Jeff points to “just” as one of the most overused and unhelpful words in the world of leadership. You would never tell a drowning person to “just” swim. By the same token, advice that tells leaders to “just” prioritize better, “just” delegate more, “just” have that difficult conversation—all of that is unhelpful and can make the recipient more frustrated than they were in the first place. If it were that easy, they would have done it!
The article got me thinking about the word “just” and all the different areas of life it affects. It crops up in our personal lives, and even in how we talk to ourselves.
Have you ever wished your partner would “just” be more reasonable or “just” stop with that annoying habit? Have you ever wished your child would “just” put in more effort? Have you ever berated yourself for not “just” getting over something?
For me, this attitude is a side effect of a lack of mindfulness.

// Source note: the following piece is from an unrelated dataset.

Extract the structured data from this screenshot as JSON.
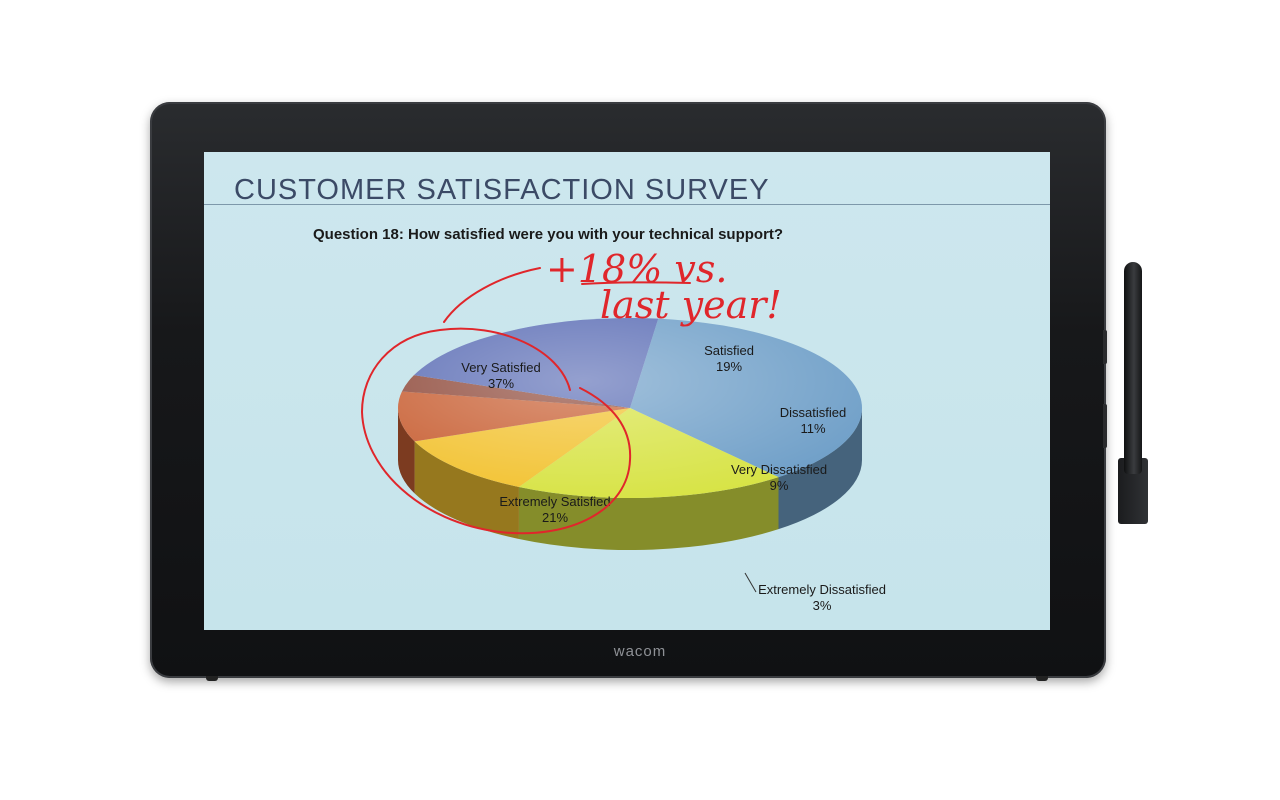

Mindfulness asks us to pause, to be still, to be present, and to notice what’s around us. The “just” mindset is antithetical to that. It is a mode of closing off new inputs and moving on to the next thing. It takes us out of an empathetic relationship with the humans around us. Saying, “Do it that way, it’s easy!” is very different from sitting in discomfort with someone who is stuck or struggling.
What is the solution? To just stop saying “just”? Over the next week, see if you can identify a situation where the solution appears easy to you, so you find yourself frustrated another person won’t do what seems obvious to you. Notice the urge to say “just.” Instead, observe. Put yourself in their shoes. Find the space between listening and giving advice, then linger there past the point that you want to move on.
For me, this moment of mindfulness naturally opens a path of connection, and usually new and better solutions follow. See if the same happens for you.